Il m’était indifférent, puisque je ne serais pas avec elle, qu’elle aille en n’importe quel endroit de la vaste terre. La Suisse avec ses lacs et ses montagnes peintes, les Pyrénées et leurs gorges espagnoles, les rivages de Normandie et de Bretagne étaient d’agréables séjours où j’aurais volontiers songé qu’était mon amie. Il n’y avait qu’un petit point au bord de la mer, une plage entre toutes les plages où je souhaitais avec toutes les forces de mon âme qu’elle ne se rendît pas. Ce petit point était Royan ; je savais que monsieur X… dont j’étais jaloux y passait son été. Or c’était justement cet unique petit point de la terre qu’elle avait choisi.

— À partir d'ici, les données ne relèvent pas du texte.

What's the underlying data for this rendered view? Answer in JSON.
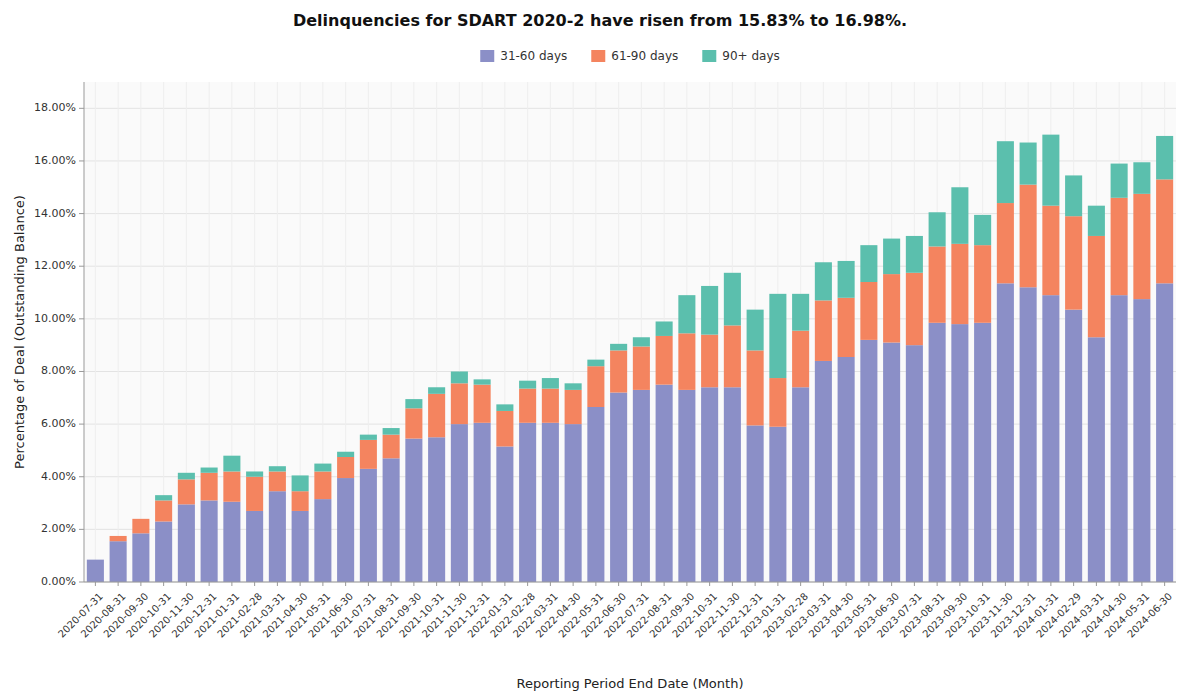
{
  "chart_data": {
    "type": "bar",
    "stacked": true,
    "title": "Delinquencies for SDART 2020-2 have risen from 15.83% to 16.98%.",
    "x_label": "Reporting Period End Date (Month)",
    "y_label": "Percentage of Deal (Outstanding Balance)",
    "categories": [
      "2020-07-31",
      "2020-08-31",
      "2020-09-30",
      "2020-10-31",
      "2020-11-30",
      "2020-12-31",
      "2021-01-31",
      "2021-02-28",
      "2021-03-31",
      "2021-04-30",
      "2021-05-31",
      "2021-06-30",
      "2021-07-31",
      "2021-08-31",
      "2021-09-30",
      "2021-10-31",
      "2021-11-30",
      "2021-12-31",
      "2022-01-31",
      "2022-02-28",
      "2022-03-31",
      "2022-04-30",
      "2022-05-31",
      "2022-06-30",
      "2022-07-31",
      "2022-08-31",
      "2022-09-30",
      "2022-10-31",
      "2022-11-30",
      "2022-12-31",
      "2023-01-31",
      "2023-02-28",
      "2023-03-31",
      "2023-04-30",
      "2023-05-31",
      "2023-06-30",
      "2023-07-31",
      "2023-08-31",
      "2023-09-30",
      "2023-10-31",
      "2023-11-30",
      "2023-12-31",
      "2024-01-31",
      "2024-02-29",
      "2024-03-31",
      "2024-04-30",
      "2024-05-31",
      "2024-06-30"
    ],
    "series": [
      {
        "name": "31-60 days",
        "color": "#8b8fc7",
        "values": [
          0.0085,
          0.0155,
          0.0185,
          0.023,
          0.0295,
          0.031,
          0.0305,
          0.027,
          0.0345,
          0.027,
          0.0315,
          0.0395,
          0.043,
          0.047,
          0.0545,
          0.055,
          0.06,
          0.0605,
          0.0515,
          0.0605,
          0.0605,
          0.06,
          0.0665,
          0.072,
          0.073,
          0.075,
          0.073,
          0.074,
          0.074,
          0.0595,
          0.059,
          0.074,
          0.084,
          0.0855,
          0.092,
          0.091,
          0.09,
          0.0985,
          0.098,
          0.0985,
          0.1135,
          0.112,
          0.109,
          0.1035,
          0.093,
          0.109,
          0.1075,
          0.1135
        ]
      },
      {
        "name": "61-90 days",
        "color": "#f4845f",
        "values": [
          0.0,
          0.002,
          0.0055,
          0.008,
          0.0095,
          0.0105,
          0.0115,
          0.013,
          0.0075,
          0.0075,
          0.0105,
          0.008,
          0.011,
          0.009,
          0.0115,
          0.0165,
          0.0155,
          0.0145,
          0.0135,
          0.013,
          0.013,
          0.013,
          0.0155,
          0.016,
          0.0165,
          0.0185,
          0.0215,
          0.02,
          0.0235,
          0.0285,
          0.0185,
          0.0215,
          0.023,
          0.0225,
          0.022,
          0.026,
          0.0275,
          0.029,
          0.0305,
          0.0295,
          0.0305,
          0.039,
          0.034,
          0.0355,
          0.0385,
          0.037,
          0.04,
          0.0395
        ]
      },
      {
        "name": "90+ days",
        "color": "#5bbfad",
        "values": [
          0.0,
          0.0,
          0.0,
          0.002,
          0.0025,
          0.002,
          0.006,
          0.002,
          0.002,
          0.006,
          0.003,
          0.002,
          0.002,
          0.0025,
          0.0035,
          0.0025,
          0.0045,
          0.002,
          0.0025,
          0.003,
          0.004,
          0.0025,
          0.0025,
          0.0025,
          0.0035,
          0.0055,
          0.0145,
          0.0185,
          0.02,
          0.0155,
          0.032,
          0.014,
          0.0145,
          0.014,
          0.014,
          0.0135,
          0.014,
          0.013,
          0.0215,
          0.0115,
          0.0235,
          0.016,
          0.027,
          0.0155,
          0.0115,
          0.013,
          0.012,
          0.0165
        ]
      }
    ],
    "ylim": [
      0,
      0.19
    ],
    "yticks": [
      {
        "value": 0,
        "label": "0.00%"
      },
      {
        "value": 0.02,
        "label": "2.00%"
      },
      {
        "value": 0.04,
        "label": "4.00%"
      },
      {
        "value": 0.06,
        "label": "6.00%"
      },
      {
        "value": 0.08,
        "label": "8.00%"
      },
      {
        "value": 0.1,
        "label": "10.00%"
      },
      {
        "value": 0.12,
        "label": "12.00%"
      },
      {
        "value": 0.14,
        "label": "14.00%"
      },
      {
        "value": 0.16,
        "label": "16.00%"
      },
      {
        "value": 0.18,
        "label": "18.00%"
      }
    ],
    "grid": true,
    "legend": "upper center"
  }
}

Je ne parlais plus à cause de la trahison de ma voix.
Nous passâmes auprès d’un pavillon, en face d’une croix de pierre où nous étions venus dans les premiers soirs de notre amour et où nous nous étions embrassés, dans la demi-obscurité, avec l’anxiété charmante que d’autres consommateurs pourraient nous apercevoir. Nous vîmes de loin le lac et ses cygnes ; nous ne leur avions jamais jeté de mies de pain, ma maîtresse et moi ; mais je pensai que nous aurions pu le faire et je m’attendris en les voyant.
Henriette L… disait des choses telles que ceci :
— Dans un mois et demi ou deux mois, lorsque nous nous retrouverons, tu aimeras peut-être une autre femme. Tu es si léger ! Deux mois c’est beaucoup pour un homme… Je ne t’écrirai pas trop souvent, je t’écrirai même rarement parce que je veux t’éprouver et savoir quelle confiance tu as en moi. Qu’est-ce que tu dirais si tu restais plusieurs mois sans lettres ?
La voiture était sortie du Bois ; l’Arc de triomphe était près de nous, mais je n’avais pour horizon que le dos du cocher qui me semblait à mesure que nous avancions plus considérable et plus pesant, comme la fatalité de l’amour.
Enfin le cheval s’arrêta, le dos se déplaça ; nous étions debout, silencieux, devant la porte. Je pensais à une bergère de son appartement où elle avait coutume de s’asseoir, à une robe de tussor qu’elle mettait le matin, à ses livres, à son piano, à tout ce qui était elle, à tout ce que j’avais perdu.
Et quand elle m’eut tendu sa petite main, je me mis à marcher vite, très vite, comme si pour me rendre à l’endroit où j’allais je n’avais pas eu désormais toute la vie.